Publication Date: Wednesday, April 27, 2005
Editorial: City should hold true to 'Mayfield agreement'
Editorial: City should hold true to 'Mayfield agreement'
(April 27, 2005) Mix of soccer fields, housing, Research Park expansion and protection for College Terrace residents provides a successful blend of interests -- despite last-minute worries
Despite last-minute concerns of some College Terrace residents who came late to the "Mayfield deal" discussions, the City Council Monday night should proceed with its long-awaited approval of the complex, multi-year agreement.
The simple reason for moving forward is that this agreement has benefits for just about everyone involved.
It provides badly needed field space in a $2.6 million development funded by Stanford, with the city picking up the incremental tab for a new type of artificial turf that is expected to pay for itself within several years -- saving water and maintenance costs, avoiding use of pesticides and making the fields more available for longer periods of the year.
For College Terrace residents, it drastically cuts the potential for development of the upper California Avenue site, with traffic reductions compared to either a new Research Park tenant or 30 housing units per acre allowed under existing zoning. Instead, the agreement would allow just 209 units -- or 12.4 units per acre -- on the 17-acre site facing College Terrace homes at the upper end of California. Traffic impacts will be correspondingly reduced, to the point of being "less than significant" on California and College Terrace streets, according to the environmental impact report on the project.
At the other end of California, additional housing will face El Camino Real and include between 50 and 70 below-market-rate units, depending on whether the Wells Fargo Bank property at California and El Camino is included.
From the beginning, it has been no secret that Stanford will get the right to build roughly equivalent replacement Research Park footage elsewhere in the sprawling commercial/office/manufacturing area once known as the Stanford Industrial Park.
That is why the $1 a year offer by Stanford to lease the six-acre former Mayfield School site at El Camino and Page Mill Road is not a gift but an exchange, a shifting of rights and obligations in a carefully balanced agreement that has taken months of detailed negotiations to achieve.
Despite some important tweaks, the core of the understanding is substantially unchanged from the June 2003 announcement. And the fact that the neighbors most directly engaged -- the elected officials of the College Terrace Residents' Association -- feel their concerns have been heeded is a strong endorsement of both the city's and Stanford's role in this lengthy process. Today's Guest Opinion reflects that perspective.
Not all residents feel that way, as the Guest Opinion in last week's Weekly clearly showed. Some would like to see additional efforts to reduce traffic impacts by running an access road out to Page Mill. But this alternative seems neither necessary, after careful reading of the impact reports, or possible, given the lateness of the proposal.

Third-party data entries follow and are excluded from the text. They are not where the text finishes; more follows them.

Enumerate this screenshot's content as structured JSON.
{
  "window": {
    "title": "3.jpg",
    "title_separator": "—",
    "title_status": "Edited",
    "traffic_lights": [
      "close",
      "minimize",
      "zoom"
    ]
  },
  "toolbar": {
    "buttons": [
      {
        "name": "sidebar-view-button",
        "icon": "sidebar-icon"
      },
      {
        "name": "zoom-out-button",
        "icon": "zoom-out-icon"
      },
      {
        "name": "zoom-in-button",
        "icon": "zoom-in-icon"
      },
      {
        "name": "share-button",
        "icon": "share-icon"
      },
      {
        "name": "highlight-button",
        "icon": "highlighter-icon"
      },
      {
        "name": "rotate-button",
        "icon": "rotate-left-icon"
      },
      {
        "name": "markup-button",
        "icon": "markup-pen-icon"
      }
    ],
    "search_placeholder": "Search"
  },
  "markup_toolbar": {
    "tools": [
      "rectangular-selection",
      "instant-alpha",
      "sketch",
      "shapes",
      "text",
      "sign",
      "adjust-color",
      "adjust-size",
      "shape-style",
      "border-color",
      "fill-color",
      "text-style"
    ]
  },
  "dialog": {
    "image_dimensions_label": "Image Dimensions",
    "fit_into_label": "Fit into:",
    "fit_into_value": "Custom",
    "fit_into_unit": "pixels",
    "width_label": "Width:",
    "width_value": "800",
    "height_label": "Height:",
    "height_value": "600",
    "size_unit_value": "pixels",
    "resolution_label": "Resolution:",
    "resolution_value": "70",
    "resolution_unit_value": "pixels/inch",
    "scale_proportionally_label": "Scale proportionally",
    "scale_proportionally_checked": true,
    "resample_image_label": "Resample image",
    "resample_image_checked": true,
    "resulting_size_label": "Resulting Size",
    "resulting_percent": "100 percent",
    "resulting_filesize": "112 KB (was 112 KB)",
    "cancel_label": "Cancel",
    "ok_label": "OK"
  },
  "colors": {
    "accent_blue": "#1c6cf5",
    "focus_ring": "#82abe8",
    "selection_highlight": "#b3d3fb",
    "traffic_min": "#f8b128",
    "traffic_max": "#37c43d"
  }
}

There is an impressive history to this agreement, and some significant side accomplishments that deserve recognition.
The history dates back to closure of the historic Mayfield School decades ago, which triggered one of the longest stalemates in history. Stanford wanted a hotel on the Mayfield site, which many professional planners concur would be logical. But the city zoned it for 260 units of housing to offset the city's chronic jobs-housing imbalance and housing shortage.
The stalemate ended in 2000, when the Palo Alto Unified School District decided it needed Terman Middle School back from the city, to which it had sold it years earlier. The take-back displaced the Jewish Community Center.
Stanford officials in 2001 tossed the Mayfield site into a three-way resolution -- the city, the school district and Stanford -- with the JCC slated to become part of a "community center" built on the site. But the JCC later pulled out in favor of owning its own land.
Nearly 20 months later, in June 2003, the basic terms of the Mayfield deal were renewed, but with soccer fields (instead of the JCC) and housing added to the mix. City and Stanford officials joined community sports backers in a joyous press conference outlining the basics of the deal that is finally coming before the City Council Monday night.
The underlying lesson of this process -- even if not perfect -- is that the "constructive engagement" philosophy of College Terrace's leadership and city officials has worked in the broad sense of building trust -- the cornerstone of mutually beneficial solutions.
The council action Monday night will underscore that lesson.